Une campagne qui donne la gueule de bois ?

Publié le 30/09/2023

Ce n’est pas si fréquent : le ministre de la Santé a refusé d’adopter une attitude dogmatique pour présenter la dernière campagne concernant la consommation d’alcool, ciblant les jeunes. Aurélien Rousseau a ainsi remarqué dans un message posté sur X (ex-Twitter) :« La santé publique, c’est définir des priorités et choisir des messages. Ils peuvent se discuter bien sûr... ». Au sein de la communauté médicale et des acteurs impliqués dans la lutte contre la consommation de produits à risque, beaucoup d’avaient pas attendu cette invitation au dialogue du ministre pour épingler sévèrement la nouvelle campagne.

Comparaison malheureuse

Ciblant les jeunes, elle s’appuie sur des visuels de fêtes dont on devine que les participants se sont laisser prendre par l’ivresse de la soirée. Le mantra de Santé Publique France « C’est la base » (l’âge de la rédactrice de cet article ne lui permet pas de déterminer si c’est bien « la base » du langage actuel des jeunes…) est répété pour inciter à quelques comportements « responsables » : boire de l’eau, ne pas abandonner ses camarades et ne pas les forcer à s’enivrer.

Au-delà même du fond et de la forme de cette opération de sensibilisation, l’a priori des commentateurs risquait d’être négatif, compte tenu du contexte de son lancement. En effet, début septembre était révélée qu’une campagne de Santé Publique France, à visée générale et montrant sans ambiguïté sur les dangers de l’alcool, avait été annulée sous la pression de l’Elysée… instamment conseillé par les lobbys de l’alcool et notamment vinicoles.

Les visuels de ce programme fantôme ayant été publiés sur X, les comparaisons ont été nombreuses et souvent très en défaveur des messages visant les plus jeunes. « Je préfère nettement les pubs qui ont été écartées, à celles qui viennent d’être présentées. Au moins on parle des ravages de l’alcool, pas de ce qu’il faut faire AVEC l’alcool » écrit par exemple le Dr Franck Clarot.

Contourner la loi Evin : sport national et étatique ?
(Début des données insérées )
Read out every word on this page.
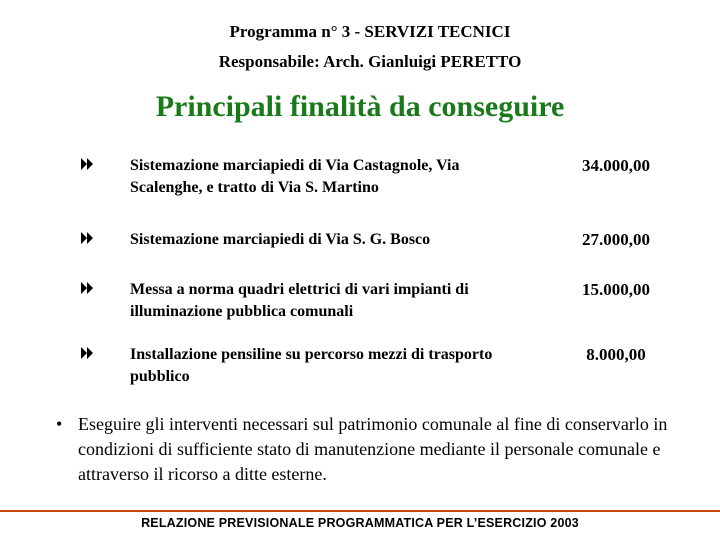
Programma n° 3 - SERVIZI TECNICI
Responsabile: Arch. Gianluigi PERETTO
Principali finalità da conseguire
Sistemazione marciapiedi di Via Castagnole, Via Scalenghe, e tratto di Via S. Martino
34.000,00
Sistemazione marciapiedi di Via S. G. Bosco	27.000,00
Messa a norma quadri elettrici di vari impianti di illuminazione pubblica comunali
15.000,00
Installazione pensiline su percorso mezzi di trasporto pubblico
8.000,00
• Eseguire gli interventi necessari sul patrimonio comunale al fine di conservarlo in condizioni di sufficiente stato di manutenzione mediante il personale comunale e attraverso il ricorso a ditte esterne.
RELAZIONE PREVISIONALE PROGRAMMATICA PER L’ESERCIZIO 2003
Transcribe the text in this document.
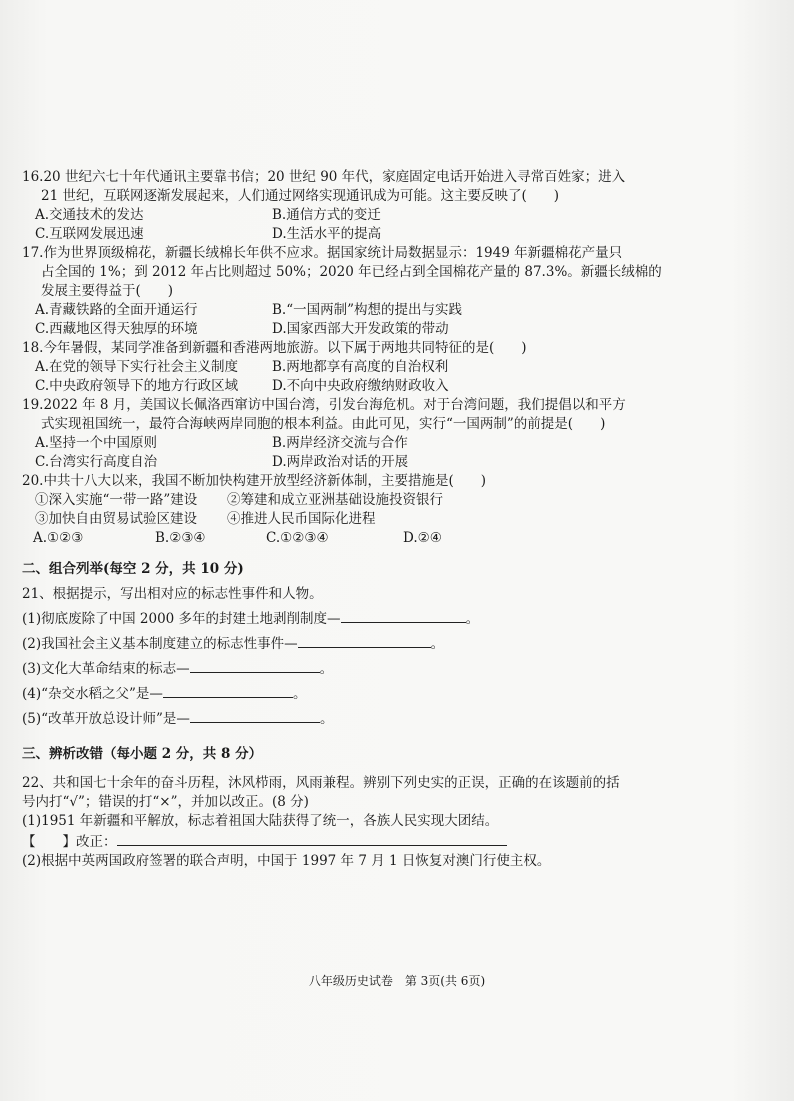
16.20 世纪六七十年代通讯主要靠书信；20 世纪 90 年代，家庭固定电话开始进入寻常百姓家；进入

21 世纪，互联网逐渐发展起来，人们通过网络实现通讯成为可能。这主要反映了(　　)

A.交通技术的发达	B.通信方式的变迁
C.互联网发展迅速	D.生活水平的提高

17.作为世界顶级棉花，新疆长绒棉长年供不应求。据国家统计局数据显示：1949 年新疆棉花产量只

占全国的 1%；到 2012 年占比则超过 50%；2020 年已经占到全国棉花产量的 87.3%。新疆长绒棉的

发展主要得益于(　　)

A.青藏铁路的全面开通运行	B.“一国两制”构想的提出与实践
C.西藏地区得天独厚的环境	D.国家西部大开发政策的带动

18.今年暑假，某同学准备到新疆和香港两地旅游。以下属于两地共同特征的是(　　)

A.在党的领导下实行社会主义制度	B.两地都享有高度的自治权利
C.中央政府领导下的地方行政区域	D.不向中央政府缴纳财政收入

19.2022 年 8 月，美国议长佩洛西窜访中国台湾，引发台海危机。对于台湾问题，我们提倡以和平方

式实现祖国统一，最符合海峡两岸同胞的根本利益。由此可见，实行“一国两制”的前提是(　　)

A.坚持一个中国原则	B.两岸经济交流与合作
C.台湾实行高度自治	D.两岸政治对话的开展

20.中共十八大以来，我国不断加快构建开放型经济新体制，主要措施是(　　)

①深入实施“一带一路”建设	②筹建和成立亚洲基础设施投资银行
③加快自由贸易试验区建设	④推进人民币国际化进程
A.①②③	B.②③④	C.①②③④	D.②④
二、组合列举(每空 2 分，共 10 分)

21、根据提示，写出相对应的标志性事件和人物。

(1)彻底废除了中国 2000 多年的封建土地剥削制度—	。

(2)我国社会主义基本制度建立的标志性事件—	。

(3)文化大革命结束的标志—	。

(4)“杂交水稻之父”是—	。

(5)“改革开放总设计师”是—	。

三、辨析改错（每小题 2 分，共 8 分）

22、共和国七十余年的奋斗历程，沐风栉雨，风雨兼程。辨别下列史实的正误，正确的在该题前的括

号内打“√”；错误的打“×”，并加以改正。(8 分)

(1)1951 年新疆和平解放，标志着祖国大陆获得了统一，各族人民实现大团结。

【　　】改正：

(2)根据中英两国政府签署的联合声明，中国于 1997 年 7 月 1 日恢复对澳门行使主权。

八年级历史试卷　第 3页(共 6页)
Il faut dire que par certains aspects, la campagne de Santé Publique France « C’est la base », semble faire écho à des messages promus par les alcooliers eux-mêmes. Ainsi, sur X, certains ont par exemple remarqué que la recommandation de « Boire de l’eau » (recommandation dont l’ambiguïté a été très commentée) faisait écho à la publicité de 2021 de Pernod Richard qui enjoignait « Buvez plus, d’eau ». D’ailleurs, consultante en formation, spécialiste de la prévention des conduites addictives des jeunes, Guylaine Benech remarque avec malice qu’à l’instar des vendeurs d’alcool, le gouvernement parait se jouer des préconisations de la loi Evin. « Je me trompe ou la mention sanitaire obligatoire « L’abus d’alcool est dangereux pour la santé » n’apparaît pas dans les affiches de la dernière campagne du gouvernement vers les jeunes ? C’est un oubli peut-être ? » interroge-t-elle sur X. Et quand un de ses interlocuteurs lui fait remarquer que cette mention n’est obligatoire que sur les publicités, elle renchérit : « Vous avez raison, la mention n’est obligatoire que pour les publicités. Publicités qui d’ailleurs n’ont pas le droit d’associer l’alcool à la fête. Cela questionne tout de même, de se dire que le ministère de la santé peut déroger à ce qui semble être « la base » », ironise-t-elle. A l’unisson du sentiment partagé par beaucoup que cette campagne a probablement été considérée comme « acceptable » par les lobbys de l’alcool, le sénateur socialiste et médecin Bernard Jomier assassine : « Voici donc la campagne sur l’alcool qui a franchi la censure élyséenne. Les alcooliers peuvent être tranquilles : elle ne contient aucun message de réduction de consommation. Du jamais vu ».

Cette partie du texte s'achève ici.